Resonant Raman scattering in ion-beam-synthesized Mg2Si in a silicon matrix

Resonant Raman scattering by ion beam synthesized in silicon matrix Mg2Si phase is studied. The samples are prepared with the implantation of Mg ions with dose 4 1017 cm−2 and with two different energies 40 and 60 keV into 100 Si substrates. The far infrared spectra are used as criteria for the formation of the Mg2Si phase. The Raman spectra are excited with different lines of Ar+ laser, with energies of the lines lying in the interval from 2.40 to 2.75 eV. The resonant scattering can be investigated using these laser lines, as far as according to the Mg2Si band structure, there are direct gaps with energies in the same region.
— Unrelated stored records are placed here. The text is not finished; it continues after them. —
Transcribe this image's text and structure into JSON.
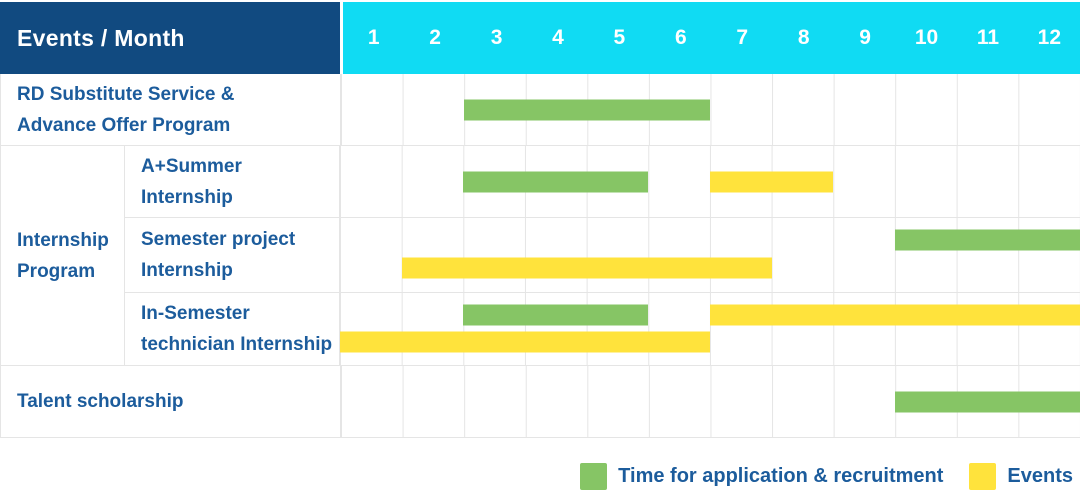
{
  "header": {
    "title": "Events / Month"
  },
  "group_column": {
    "label": "Internship\nProgram"
  },
  "colors": {
    "header_bg": "#114A80",
    "months_bg": "#10DBF3",
    "text_blue": "#1C5C9C",
    "application": "#86C565",
    "events": "#FFE33C",
    "grid_line": "#E5E5E5",
    "header_text": "#FFFFFF"
  },
  "chart_data": {
    "type": "bar",
    "subtype": "gantt",
    "title": "Events / Month",
    "x": {
      "label": "Month",
      "tick_labels": [
        "1",
        "2",
        "3",
        "4",
        "5",
        "6",
        "7",
        "8",
        "9",
        "10",
        "11",
        "12"
      ],
      "range": [
        1,
        12
      ],
      "grid": true
    },
    "legend_position": "bottom-right",
    "series_legend": [
      {
        "key": "application",
        "name": "Time for application & recruitment",
        "color": "#86C565"
      },
      {
        "key": "events",
        "name": "Events",
        "color": "#FFE33C"
      }
    ],
    "tasks": [
      {
        "label": "RD Substitute Service &\nAdvance Offer Program",
        "group": null,
        "bars": [
          {
            "series": "application",
            "start": 3,
            "end": 6,
            "line": "single"
          }
        ]
      },
      {
        "label": "A+Summer\nInternship",
        "group": "Internship Program",
        "bars": [
          {
            "series": "application",
            "start": 3,
            "end": 5,
            "line": "single"
          },
          {
            "series": "events",
            "start": 7,
            "end": 8,
            "line": "single"
          }
        ]
      },
      {
        "label": "Semester project\nInternship",
        "group": "Internship Program",
        "bars": [
          {
            "series": "application",
            "start": 10,
            "end": 12,
            "line": "upper"
          },
          {
            "series": "events",
            "start": 2,
            "end": 7,
            "line": "lower"
          }
        ]
      },
      {
        "label": "In-Semester\ntechnician Internship",
        "group": "Internship Program",
        "bars": [
          {
            "series": "application",
            "start": 3,
            "end": 5,
            "line": "upper"
          },
          {
            "series": "events",
            "start": 7,
            "end": 12,
            "line": "upper"
          },
          {
            "series": "events",
            "start": 1,
            "end": 6,
            "line": "lower"
          }
        ]
      },
      {
        "label": "Talent scholarship",
        "group": null,
        "bars": [
          {
            "series": "application",
            "start": 10,
            "end": 12,
            "line": "single"
          }
        ]
      }
    ]
  }
}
The energy dependences of the scattered intensities in the case of the scattering by the allowed F2g and the forbidden LO-type modes are experimentally obtained and theoretically interpreted. On the base of the investigation energies of the interband transitions in the Mg2Si are determined. It is found also that the resonant Raman scattering appears to be a powerful tool for characterization of a material with inclusions in it. In the particular case it is concluded that the Mg2Si phase is present in the form of a surface layer in the sample, prepared with implantation energy 40 keV and as low-dimensional precipitates, embedded in the silicon matrix, in the sample, prepared with the higher implantation energy.